I was wondering whether there is an AI system which could be used to resolve the class clashes problem which mostly happens in universities. In almost every university students face this problem, where two or more courses that many students want to take together get scheduled at the same time. Does anyone know about a system which resolves this issue or someone who works on this problem?
Welcome to AI.SE @Israr Ali.
The problem of scheduling a timetable is an example of a constraint satisfaction problem, a topic long studied in AI.
There are many possible techniques to apply to this kind of problem. They can be organized into three broad categories:
Global search algorithms, like backtracking search can be used to try and find an assignment of times to classes that results in no conflicts at all. With proper heuristics, these can be quite fast in practice, even though their worst-case runtimes are poor. Russell & Norvig's AI: A Modern Approach has a very good overview of these approaches in Chapter 6.

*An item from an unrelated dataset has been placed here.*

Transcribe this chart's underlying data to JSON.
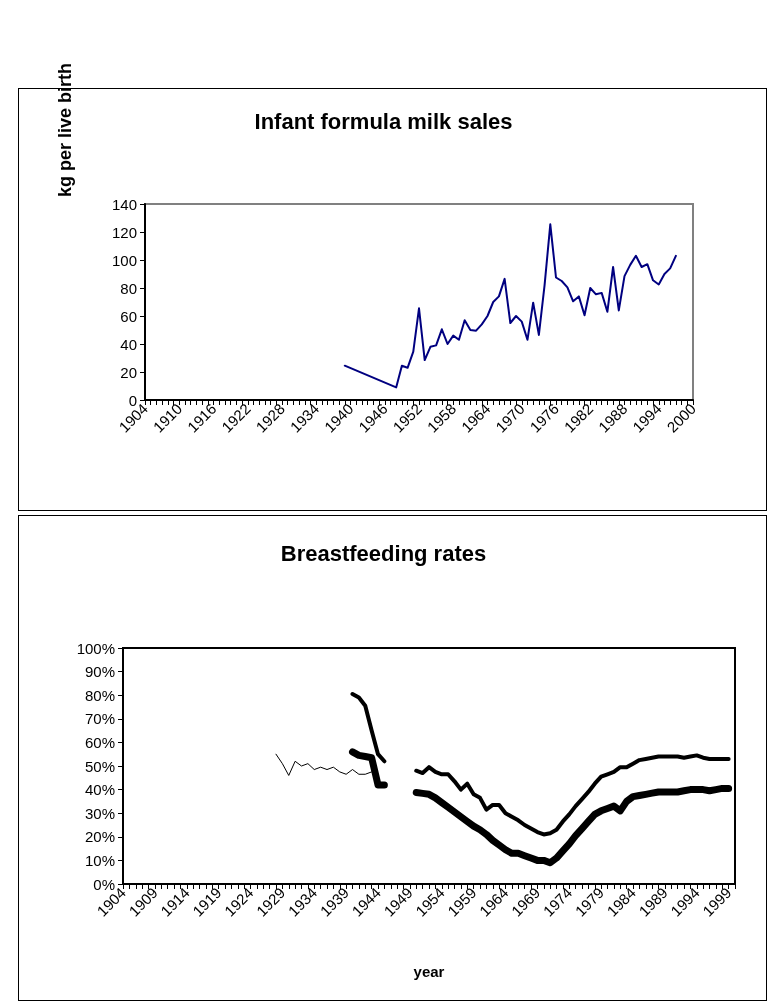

Local search algorithms, like hill climbing search start by assigning every class a randomly selected time, and then making small adjustments that monotonically decrease the number of conflicts (e.g. swapping the times of two classes). These are often faster than backtracking approaches and are especially so if you are willing to accept a "pretty good" schedule that might still have fewer conflicts than an optimal one. Chapter 4 of AI: A Modern Approach provides a good introduction.
Planning approaches, particularly non-classical algorithms like GraphPlan can also be used for these domains. They make use of the structure of planning or scheduling problems in particular to re-frame the search problems addressed by Backtracking techniques. By using this domain-specific representation, they are able to achieve very high-quality solutions very quickly. Chapter 11 of AI: A Modern Approach covers Graph Plan in some detail, and could be a good introduction to these more specialized techniques.